DOE secretary Alfonso Cusi said that nuclear power is one of the options for baseload in ensuring reliable and continued power supply as it was said to be attainable in terms of productivity, reliability, cost and emissions.

“The DOE is studying all options on what source of power the country should have not only for now, not only for tomorrow but in the coming generation,” he said.

“The hard fact is that nuclear is not popular but it is our responsibility, no matter how unpopular it is to look at it and study it for nation building.”

“Maybe it’s high time we decide on Bataan nuclear plant,” Sen. Nancy Binay said, adding that the Energy department should fasten its decision-making on the country’s nuclear power program, especially the Bataan Nuclear Plant, as P50 million worth of government funds is allotted annually for its maintenance cost.

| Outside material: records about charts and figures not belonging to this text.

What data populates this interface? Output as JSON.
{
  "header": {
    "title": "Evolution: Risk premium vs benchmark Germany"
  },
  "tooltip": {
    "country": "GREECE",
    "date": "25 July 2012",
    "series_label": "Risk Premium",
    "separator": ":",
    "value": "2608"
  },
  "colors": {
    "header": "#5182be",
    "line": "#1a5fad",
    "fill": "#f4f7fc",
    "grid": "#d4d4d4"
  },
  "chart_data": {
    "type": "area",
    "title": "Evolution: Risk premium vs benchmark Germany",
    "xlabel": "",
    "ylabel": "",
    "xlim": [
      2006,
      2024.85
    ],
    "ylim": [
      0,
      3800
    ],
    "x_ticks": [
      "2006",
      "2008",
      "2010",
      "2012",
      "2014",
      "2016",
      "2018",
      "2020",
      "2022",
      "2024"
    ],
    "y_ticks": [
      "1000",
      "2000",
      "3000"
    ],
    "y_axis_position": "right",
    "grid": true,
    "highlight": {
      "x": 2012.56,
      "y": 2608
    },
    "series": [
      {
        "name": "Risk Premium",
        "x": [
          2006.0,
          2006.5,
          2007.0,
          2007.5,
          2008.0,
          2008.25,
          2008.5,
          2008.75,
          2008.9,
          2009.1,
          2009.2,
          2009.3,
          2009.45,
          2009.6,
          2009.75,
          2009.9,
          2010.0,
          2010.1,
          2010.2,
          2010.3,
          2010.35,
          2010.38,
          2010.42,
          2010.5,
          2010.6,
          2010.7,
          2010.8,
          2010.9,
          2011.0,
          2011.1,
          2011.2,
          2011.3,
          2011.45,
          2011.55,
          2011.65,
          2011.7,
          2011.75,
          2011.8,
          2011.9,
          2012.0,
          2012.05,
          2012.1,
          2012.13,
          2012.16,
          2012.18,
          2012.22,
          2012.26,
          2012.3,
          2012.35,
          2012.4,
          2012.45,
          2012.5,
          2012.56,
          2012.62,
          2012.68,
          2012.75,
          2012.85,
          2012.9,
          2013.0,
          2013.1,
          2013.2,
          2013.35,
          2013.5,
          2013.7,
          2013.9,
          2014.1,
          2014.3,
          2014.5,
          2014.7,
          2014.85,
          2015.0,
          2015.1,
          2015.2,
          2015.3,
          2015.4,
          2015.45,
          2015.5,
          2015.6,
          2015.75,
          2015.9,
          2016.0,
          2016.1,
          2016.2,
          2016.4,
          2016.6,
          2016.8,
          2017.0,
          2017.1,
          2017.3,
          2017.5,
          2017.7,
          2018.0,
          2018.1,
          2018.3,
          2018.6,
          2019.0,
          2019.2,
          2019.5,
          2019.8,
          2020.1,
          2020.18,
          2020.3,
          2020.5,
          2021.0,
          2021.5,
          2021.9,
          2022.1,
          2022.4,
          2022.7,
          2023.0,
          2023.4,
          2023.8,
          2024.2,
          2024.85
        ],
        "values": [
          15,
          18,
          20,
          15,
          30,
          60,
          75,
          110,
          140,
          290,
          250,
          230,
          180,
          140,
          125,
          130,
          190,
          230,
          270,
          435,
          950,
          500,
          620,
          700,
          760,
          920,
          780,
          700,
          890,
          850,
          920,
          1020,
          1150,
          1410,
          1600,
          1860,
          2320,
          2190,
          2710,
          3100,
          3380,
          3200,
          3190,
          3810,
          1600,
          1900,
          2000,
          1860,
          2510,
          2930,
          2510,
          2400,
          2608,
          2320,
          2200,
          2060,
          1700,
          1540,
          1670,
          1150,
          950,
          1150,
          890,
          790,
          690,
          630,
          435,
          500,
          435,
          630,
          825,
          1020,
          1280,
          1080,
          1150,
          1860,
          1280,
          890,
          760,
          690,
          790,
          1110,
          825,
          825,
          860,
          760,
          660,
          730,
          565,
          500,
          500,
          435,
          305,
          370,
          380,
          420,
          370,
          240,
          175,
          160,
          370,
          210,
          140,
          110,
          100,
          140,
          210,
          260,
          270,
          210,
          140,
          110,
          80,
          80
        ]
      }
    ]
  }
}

However, Sen. Miguel Zuburi, who authored the Renewable Energy Act of 2008, expressed his concerns on using nuclear power in the country.

“I fear the country’s situation geographically; it has nothing to do with competence. We are in several fault lines. We are in earthquake zones. We’re in the path of 21 typhoons a year,” Zubiri said on the sidelines of the Energy Smart Philippines Summit yesterday.

The Senator added that the Bataan Nuclear plant’s equipment are outdated and they have to look into the foundations. If we’re going to build a new one, we should make sure it’s built outside of the fault lines because it’s quite dangerous at this point of time,” he said.

Zubiri added that the DOE should focus on forming a proper government energy policy and on renewable energy.

“Why don’t we just use internally generated power through RE. We have enough rivers, enough wind, enough solar resources to comply with the [at least] 10,000 MW that we’ll need in the next five to 10 years,” he said.

The Philippines is seen to have a demand and reserve requirement of 30, 189 MW in 2030. 17, 925 MW have already been installed while a little over 12, 000 MW is still needed until 2030.

“To fill in the 30,000 MW, we already have 6,178 MW [of committed power projects] in the pipeline… And the required additional capacity to meet that, we have to build 6,086 MW and out of the 6,086 MW, 5,094 MW is baseload and 992 MW is mid merit and peaking,” Cusi said.